¿Por qué cuesta tanto jugar en Chile?

Cuesta organizar un partido de fútbol en Chile por culpa del propio fútbol. Eso es cierto. El fenómeno de la violencia en las barras salió del estadio hace décadas y hoy registra nuevos componentes que lo vinculan con actividades aún más peligrosas, como el narcotráfico y la lucha territorial, camuflada con la camiseta de un equipo de fútbol, el rescate de un lienzo o una bandera.

Esa es una parte del fenómeno, pero el desastre organizativo en Chile excede la mala conducta de los barristas. No existe voluntad política ni administrativa para tratar de sacar adelante los espectáculos deportivos, a menos que estos tengan réditos electorales o de imagen, como lo fueron los Juegos Panamericanos del 2023. En año electoral, con la crisis de seguridad como una de las prioridades de la agenda, tanto política como mediática, lo que genera aplausos es suspender partidos, no jugarlos.

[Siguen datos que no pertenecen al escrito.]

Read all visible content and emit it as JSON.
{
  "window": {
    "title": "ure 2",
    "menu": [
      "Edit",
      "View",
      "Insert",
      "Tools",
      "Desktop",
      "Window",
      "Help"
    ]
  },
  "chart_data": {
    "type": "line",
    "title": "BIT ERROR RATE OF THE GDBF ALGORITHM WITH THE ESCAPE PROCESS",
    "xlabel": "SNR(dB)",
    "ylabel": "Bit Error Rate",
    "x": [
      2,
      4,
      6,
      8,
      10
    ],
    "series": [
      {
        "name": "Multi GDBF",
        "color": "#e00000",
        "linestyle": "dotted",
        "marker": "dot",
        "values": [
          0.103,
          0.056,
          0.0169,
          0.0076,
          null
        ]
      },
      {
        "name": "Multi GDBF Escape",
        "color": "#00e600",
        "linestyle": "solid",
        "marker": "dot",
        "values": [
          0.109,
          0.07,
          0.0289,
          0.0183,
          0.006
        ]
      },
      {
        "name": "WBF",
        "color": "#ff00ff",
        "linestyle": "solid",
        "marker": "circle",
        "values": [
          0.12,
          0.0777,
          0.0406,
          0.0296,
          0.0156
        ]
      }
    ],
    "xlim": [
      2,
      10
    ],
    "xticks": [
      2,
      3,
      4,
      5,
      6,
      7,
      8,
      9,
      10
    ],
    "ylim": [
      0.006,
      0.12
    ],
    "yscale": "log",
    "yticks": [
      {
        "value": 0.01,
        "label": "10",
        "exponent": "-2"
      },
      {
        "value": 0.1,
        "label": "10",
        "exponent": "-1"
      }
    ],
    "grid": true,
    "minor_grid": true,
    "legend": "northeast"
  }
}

La defensa de las causas ganadas esgrimidas por las autoridades, sobre todo las diferentes delegaciones presidenciales, enarbola que su foco está siempre en la seguridad de los vecinos, como si quienes quieren ver fútbol fueran una tropa de insensibles que quieren jugar a toda costa. Tal como acontece en el debate político, extremas las posiciones, instalar al que está sentado al otro lado de la mesa como si fuera una caricatura, nos ha llevado a un momento desolador.

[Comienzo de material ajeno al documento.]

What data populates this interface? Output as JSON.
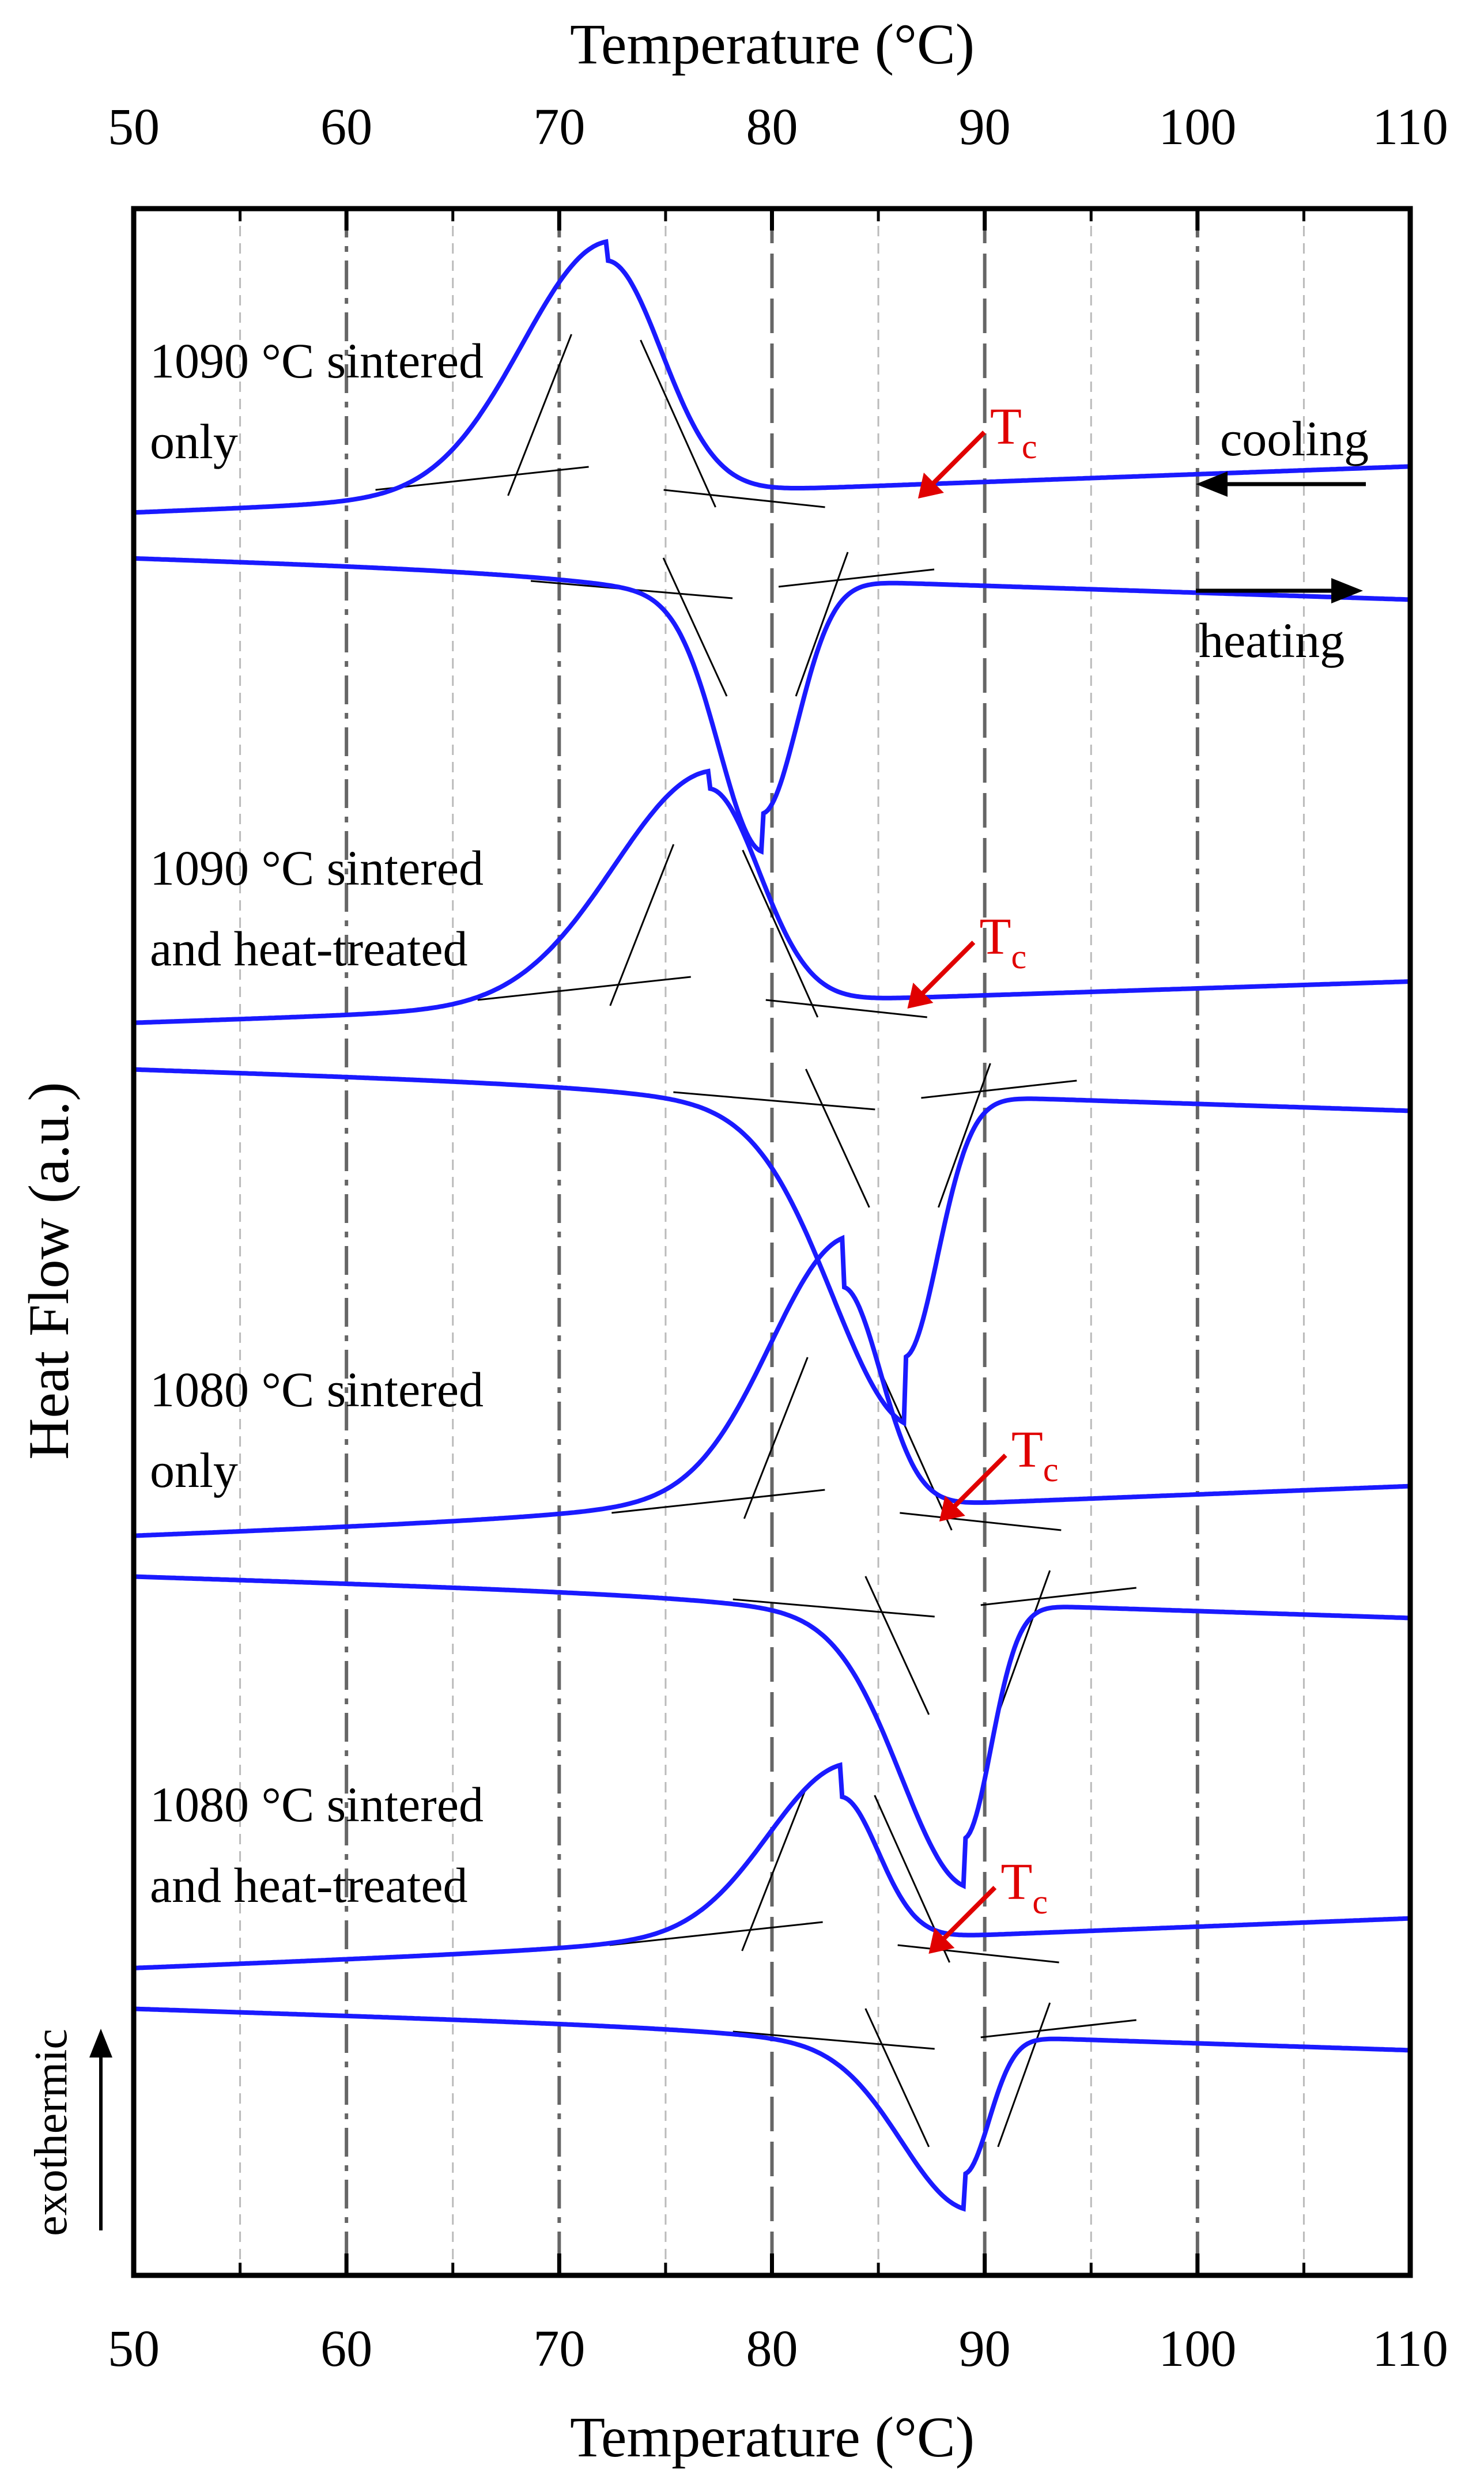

Se suspenden partidos de pretemporada, duelos de presentación de clubes, cuesta organizar compromisos de carácter amistoso, ni hablar de la larga teleserie de la Supercopa. Ya en su edición 2024 sufrió un bochorno que quizás no hemos aquilatado (el primer partido del año, terminó siendo el último), sino que las autoridades ajenas al fútbol solicitan una serie de compromisos que bordean lo absurdo, condiciones que no se le exige a ninguna otra actividad y que sólo se enfoca en los violentos y no en el resto de los espectadores. Es verdad que la violencia ha alejado a un grueso importante del público que antes asistía a los recintos. Claro como el agua. Pero no es menos cierto que mientras las autoridades del fútbol, políticas, administrativas y policiales, sigan poniendo de relieve al violento, complicando la experiencia del aficionado común y silvestre, difícilmente podamos avanzar.

Por los violentos no se juega. Por los violentos se juega en horarios no futbolizados. Por los violentos se juega con aforos reducidos. Por los violentos se programa el campeonato. Por los violentos se juega sin público visitante.

¿La mayoría son violentos? No. Aún son una minoría. Nuestras autoridades siguen a la minoría y disfrazan su discurso en pos del bien común. Es sólo una forma de encubrir su impericia al abordar el tema, su negligencia, su visión despreciativa hacia el fútbol como actividad y su escasa incapacidad para comprender, alguna vez, el tema de fondo.

Con interlocutores que no confían entre sí, con planes de seguridad en estadio poco profundos, con asesores de discreta capacidad y trayectoria, se busca solucionar un problema mayúsculo.

El fútbol es culpable de sus propios males. Sin duda. Pero hay males que no están en el fútbol. Y debemos padecerlos todos los días.

Mejor no jugar. Mejor no salir. Mejor no hablar.